On Thursday, the U.S. Senate unanimously approved the Fixing Our Regulatory Mayhem Upsetting Little Americans (FORMULA) Act, sponsored by Sen. Mike Lee

“I am thrilled that a modified version of my FORMULA Act passed the Senate today,” Lee said after the bill was passed. “This bill will make baby formula more affordable and more available for American parents struggling to feed their hungry babies. I am grateful for the bipartisan help of my colleagues in getting this bill through.”

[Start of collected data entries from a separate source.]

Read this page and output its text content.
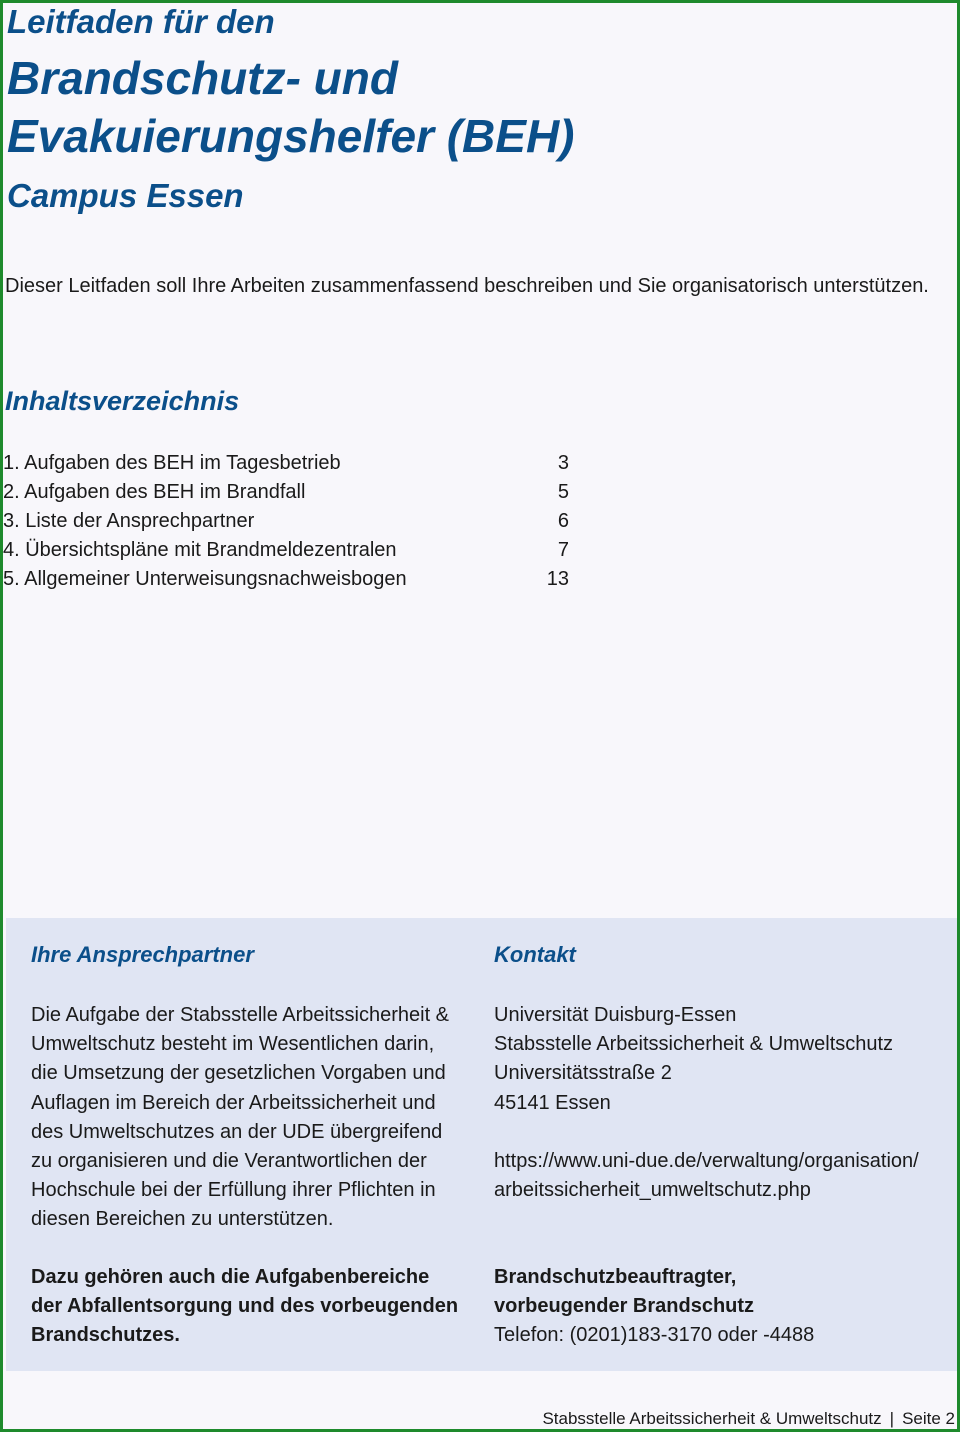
Leitfaden für den
Brandschutz- und
Evakuierungshelfer (BEH)
Campus Essen
Dieser Leitfaden soll Ihre Arbeiten zusammenfassend beschreiben und Sie organisatorisch unterstützen.
Inhaltsverzeichnis
1. Aufgaben des BEH im Tagesbetrieb	3
2. Aufgaben des BEH im Brandfall	5
3. Liste der Ansprechpartner	6
4. Übersichtspläne mit Brandmeldezentralen	7
5. Allgemeiner Unterweisungsnachweisbogen	13
Ihre Ansprechpartner

Die Aufgabe der Stabsstelle Arbeitssicherheit &
Umweltschutz besteht im Wesentlichen darin,
die Umsetzung der gesetzlichen Vorgaben und
Auflagen im Bereich der Arbeitssicherheit und
des Umweltschutzes an der UDE übergreifend
zu organisieren und die Verantwortlichen der
Hochschule bei der Erfüllung ihrer Pflichten in
diesen Bereichen zu unterstützen.

Dazu gehören auch die Aufgabenbereiche
der Abfallentsorgung und des vorbeugenden
Brandschutzes.

Kontakt

Universität Duisburg-Essen
Stabsstelle Arbeitssicherheit & Umweltschutz
Universitätsstraße 2
45141 Essen

https://www.uni-due.de/verwaltung/organisation/
arbeitssicherheit_umweltschutz.php

Brandschutzbeauftragter,
vorbeugender Brandschutz
Telefon: (0201)183-3170 oder -4488

Stabsstelle Arbeitssicherheit & Umweltschutz | Seite 2
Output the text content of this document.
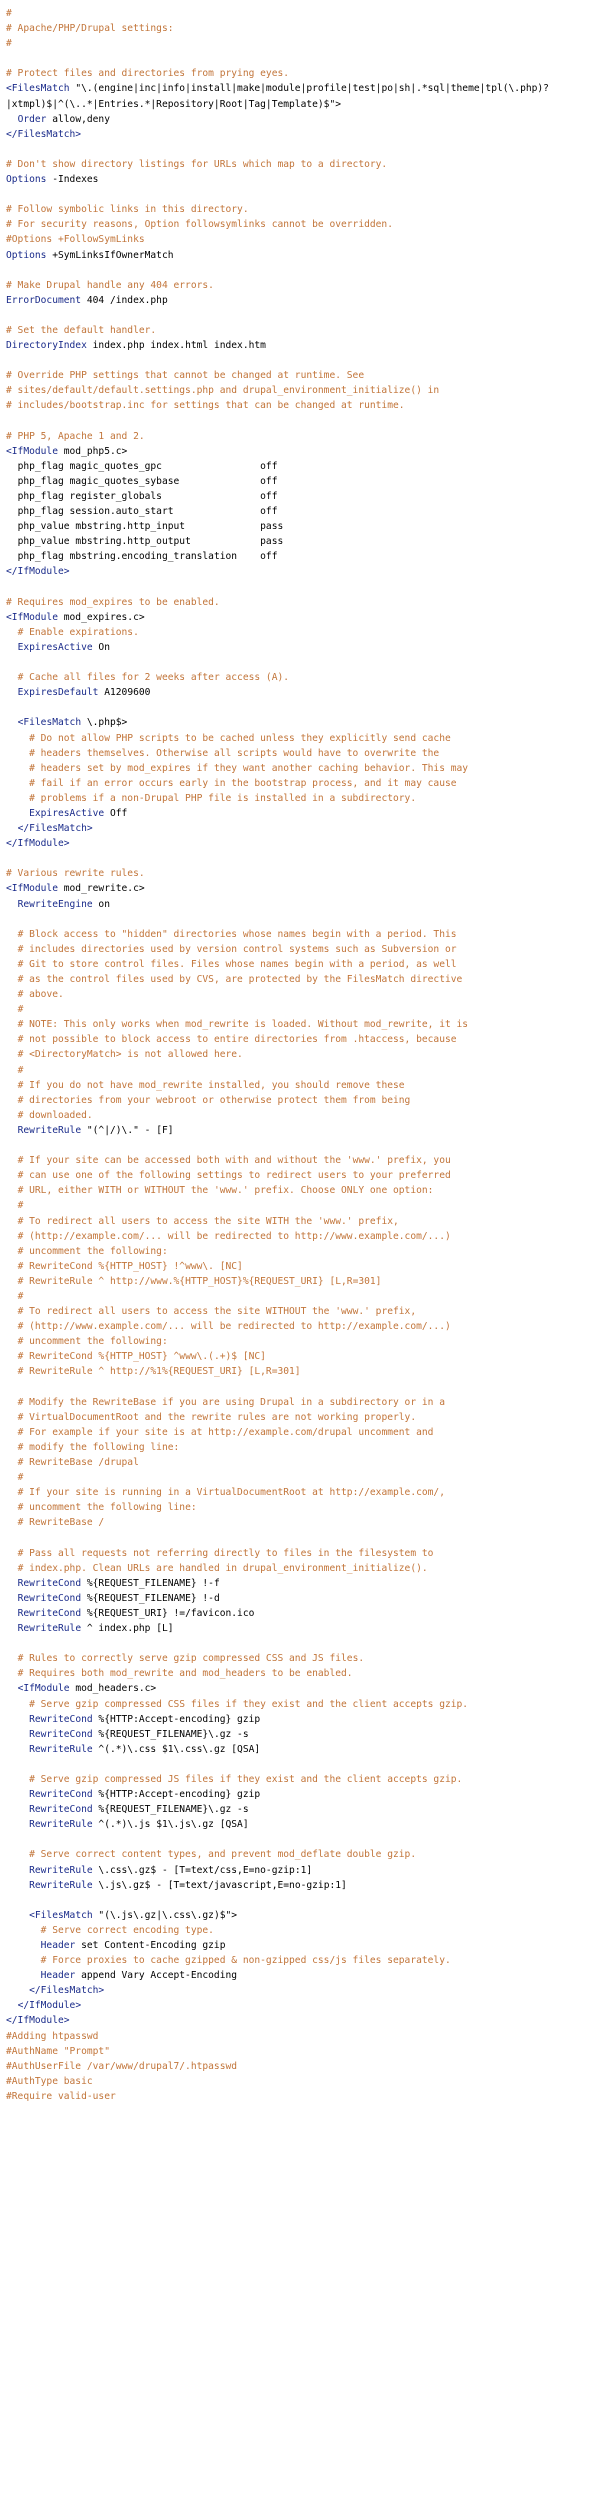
#
# Apache/PHP/Drupal settings:
#
# Protect files and directories from prying eyes.
<FilesMatch "\.(engine|inc|info|install|make|module|profile|test|po|sh|.*sql|theme|tpl(\.php)?
|xtmpl)$|^(\..*|Entries.*|Repository|Root|Tag|Template)$">
Order allow,deny
</FilesMatch>
# Don't show directory listings for URLs which map to a directory.
Options -Indexes
# Follow symbolic links in this directory.
# For security reasons, Option followsymlinks cannot be overridden.
#Options +FollowSymLinks
Options +SymLinksIfOwnerMatch
# Make Drupal handle any 404 errors.
ErrorDocument 404 /index.php
# Set the default handler.
DirectoryIndex index.php index.html index.htm
# Override PHP settings that cannot be changed at runtime. See
# sites/default/default.settings.php and drupal_environment_initialize() in
# includes/bootstrap.inc for settings that can be changed at runtime.
# PHP 5, Apache 1 and 2.
<IfModule mod_php5.c>
php_flag magic_quotes_gpc                 off
php_flag magic_quotes_sybase              off
php_flag register_globals                 off
php_flag session.auto_start               off
php_value mbstring.http_input             pass
php_value mbstring.http_output            pass
php_flag mbstring.encoding_translation    off
</IfModule>
# Requires mod_expires to be enabled.
<IfModule mod_expires.c>
# Enable expirations.
ExpiresActive On
# Cache all files for 2 weeks after access (A).
ExpiresDefault A1209600
<FilesMatch \.php$>
# Do not allow PHP scripts to be cached unless they explicitly send cache
# headers themselves. Otherwise all scripts would have to overwrite the
# headers set by mod_expires if they want another caching behavior. This may
# fail if an error occurs early in the bootstrap process, and it may cause
# problems if a non-Drupal PHP file is installed in a subdirectory.
ExpiresActive Off
</FilesMatch>
</IfModule>
# Various rewrite rules.
<IfModule mod_rewrite.c>
RewriteEngine on
# Block access to "hidden" directories whose names begin with a period. This
# includes directories used by version control systems such as Subversion or
# Git to store control files. Files whose names begin with a period, as well
# as the control files used by CVS, are protected by the FilesMatch directive
# above.
#
# NOTE: This only works when mod_rewrite is loaded. Without mod_rewrite, it is
# not possible to block access to entire directories from .htaccess, because
# <DirectoryMatch> is not allowed here.
#
# If you do not have mod_rewrite installed, you should remove these
# directories from your webroot or otherwise protect them from being
# downloaded.
RewriteRule "(^|/)\." - [F]
# If your site can be accessed both with and without the 'www.' prefix, you
# can use one of the following settings to redirect users to your preferred
# URL, either WITH or WITHOUT the 'www.' prefix. Choose ONLY one option:
#
# To redirect all users to access the site WITH the 'www.' prefix,
# (http://example.com/... will be redirected to http://www.example.com/...)
# uncomment the following:
# RewriteCond %{HTTP_HOST} !^www\. [NC]
# RewriteRule ^ http://www.%{HTTP_HOST}%{REQUEST_URI} [L,R=301]
#
# To redirect all users to access the site WITHOUT the 'www.' prefix,
# (http://www.example.com/... will be redirected to http://example.com/...)
# uncomment the following:
# RewriteCond %{HTTP_HOST} ^www\.(.+)$ [NC]
# RewriteRule ^ http://%1%{REQUEST_URI} [L,R=301]
# Modify the RewriteBase if you are using Drupal in a subdirectory or in a
# VirtualDocumentRoot and the rewrite rules are not working properly.
# For example if your site is at http://example.com/drupal uncomment and
# modify the following line:
# RewriteBase /drupal
#
# If your site is running in a VirtualDocumentRoot at http://example.com/,
# uncomment the following line:
# RewriteBase /
# Pass all requests not referring directly to files in the filesystem to
# index.php. Clean URLs are handled in drupal_environment_initialize().
RewriteCond %{REQUEST_FILENAME} !-f
RewriteCond %{REQUEST_FILENAME} !-d
RewriteCond %{REQUEST_URI} !=/favicon.ico
RewriteRule ^ index.php [L]
# Rules to correctly serve gzip compressed CSS and JS files.
# Requires both mod_rewrite and mod_headers to be enabled.
<IfModule mod_headers.c>
# Serve gzip compressed CSS files if they exist and the client accepts gzip.
RewriteCond %{HTTP:Accept-encoding} gzip
RewriteCond %{REQUEST_FILENAME}\.gz -s
RewriteRule ^(.*)\.css $1\.css\.gz [QSA]
# Serve gzip compressed JS files if they exist and the client accepts gzip.
RewriteCond %{HTTP:Accept-encoding} gzip
RewriteCond %{REQUEST_FILENAME}\.gz -s
RewriteRule ^(.*)\.js $1\.js\.gz [QSA]
# Serve correct content types, and prevent mod_deflate double gzip.
RewriteRule \.css\.gz$ - [T=text/css,E=no-gzip:1]
RewriteRule \.js\.gz$ - [T=text/javascript,E=no-gzip:1]
<FilesMatch "(\.js\.gz|\.css\.gz)$">
# Serve correct encoding type.
Header set Content-Encoding gzip
# Force proxies to cache gzipped & non-gzipped css/js files separately.
Header append Vary Accept-Encoding
</FilesMatch>
</IfModule>
</IfModule>
#Adding htpasswd
#AuthName "Prompt"
#AuthUserFile /var/www/drupal7/.htpasswd
#AuthType basic
#Require valid-user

According to a press release, the FORMULA Act was created to combat domestic baby formula shortages and bolster the supply chain to help American families feed their babies. The bill is designed to lift substantial tariffs on the importation of baby formula and reduce the costs borne by retailers trying to keep their shelves stocked.

According to an article by CBS News, almost 74% of store shelves are empty, and 10 states are 90% out of baby formula, as of June 4.

Parents across the U.S. have struggled to find replacements for formula. Shortages became more common after the temporary closure of Abbott Nutrition plant in Michigan, due to contamination problems.

Rick Bowmer, Associated Press

Incumbent U.S. Sen. Mike Lee speaks during a debate Wednesday, June 1, 2022, in Draper. Lee faced off against two Republican challengers at the first debate leading up to the GOP primary.

On his Twitter account, Lee posted a short video of himself talking about the FORMULA Act.

“My FORMULA Act in a nutshell will make it easier and more affordable for American families to gain access to baby formula,” Lee said. “There are countries who are able to manufacture formula, in Europe for example, that have regulatory standards like ours.”

Lee didn’t mention the brands of such formulas, but said they have been inaccessible to most American families because of heavy import taxes. The FORMULA Act suspends the import taxes. According to the FORMULA Act, after 90 days, formula will be allowed to enter the U.S. free of duty and quantitative limitations.

“There remains much to be done,” Lee said. “Utah families are feeling the formula crisis more acutely than those almost anywhere else. Other government barriers to competition and importation of safe formula remain. No American babies should ever go hungry. While this first step will bring much-needed relief, I will continue to work with colleagues to ensure this crisis is resolved and similar difficulties never happen again.”